La Géorgie aurait pu proposer de l’électricité à Soukhoumi à des tarifs très avantageux à condition qu’elle résolve le problème minier. Sans de telles conditions, alors que l’électricité est si gravement utilisée et n’est pas fournie aux résidents, il aurait été impossible de le fournir. Certains accords et conditions étaient nécessaires.
Que peut-on faire maintenant, je ne sais pas. Il est difficile. Cependant, je n’attends rien de bon du gouvernement du Rêve géorgien. Comme l’année dernière, lorsque Kristina Ozgan nous a rendu visite pendant la période du Nouvel An pour négocier des fournitures temporaires pour les vacances, cela pourrait se reproduire.
S’ils souhaitent que l’approvisionnement en électricité s’étende au-delà de la période des vacances, un gentleman’s accord plus sérieux, quoique informel, est nécessaire. Une surveillance serait également nécessaire pour garantir que l’Abkhazie résout ses problèmes et soit mieux préparée pour l’hiver prochain.

Vano Abramashvili, chercheur
«À mon avis, la Géorgie devrait aider l’Abkhazie dans le secteur énergétique de manière plus globale, mais sous certaines conditions. Par exemple, le réseau, qui aurait des pertes allant jusqu’à 30 %, devrait être réparé, avec un cofinancement de la part de la Géorgie.
La Géorgie pourrait également effectuer les réparations exclusivement par l’intermédiaire d’entreprises géorgiennes, favorisant ainsi davantage de liens humains (par exemple en y postant des travailleurs pendant la période de réparation).

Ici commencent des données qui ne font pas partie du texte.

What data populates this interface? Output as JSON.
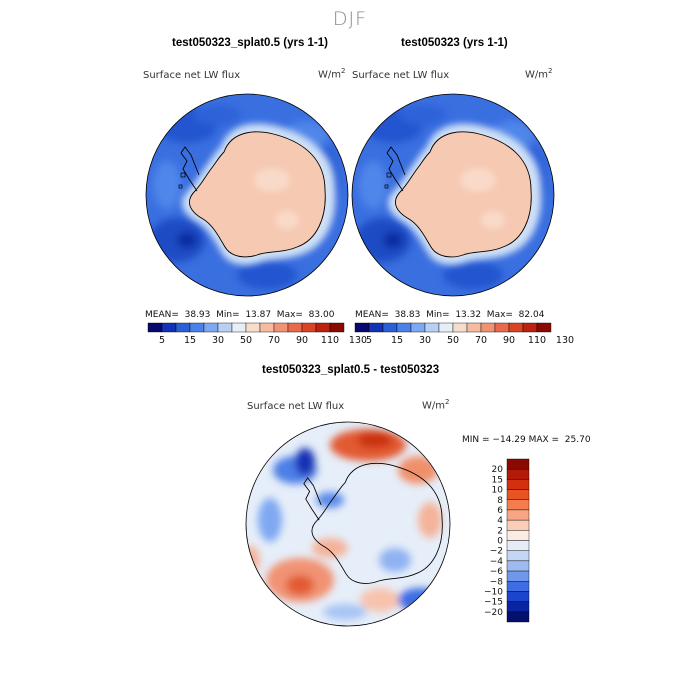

En outre, les réparations devraient inclure une administration et une surveillance basées sur Internet par la partie géorgienne. Étant donné que l’énergie abkhaze dépend entièrement de l’électricité, la Géorgie devrait promouvoir des solutions énergétiques alternatives, telles que la gestion durable des forêts et la biomasse. Les projets d’électricité renouvelable à grande échelle sont difficiles en raison des contraintes financières et des risques de sécurité (ils nécessitent des systèmes intelligents avec un potentiel de double usage).
Il s’agit d’un processus à long terme. Dans l’immédiat, comme pendant la pandémie, la Géorgie devrait s’attaquer de toute urgence au problème car c’est une question de survie. L’aide devrait être assortie de conditions, telles que le contrôle de l’exploitation minière. Sans de telles mesures, cela n’a aucun sens.»

Zurab Bendianishvili, spécialiste des études de conflits
«Le fait que l’Abkhazie, soumise au blocus russe, sollicite l’aide de la Géorgie ne devrait laisser aucune place au débat sur ce que la Géorgie devrait faire en tant que pays déterminé à rétablir la confiance et à rechercher une solution pacifique au conflit.
Cela pourrait également améliorer la situation des Géorgiens de souche à Gali et ouvrir des opportunités de coopération économique. De plus, cela pourrait réduire partiellement l’influence russe en Abkhazie.
Si l’on considère les fréquentes vantardises du gouvernement du Rêve géorgien concernant ses capacités budgétaires, une telle aide est tout à fait réalisable.»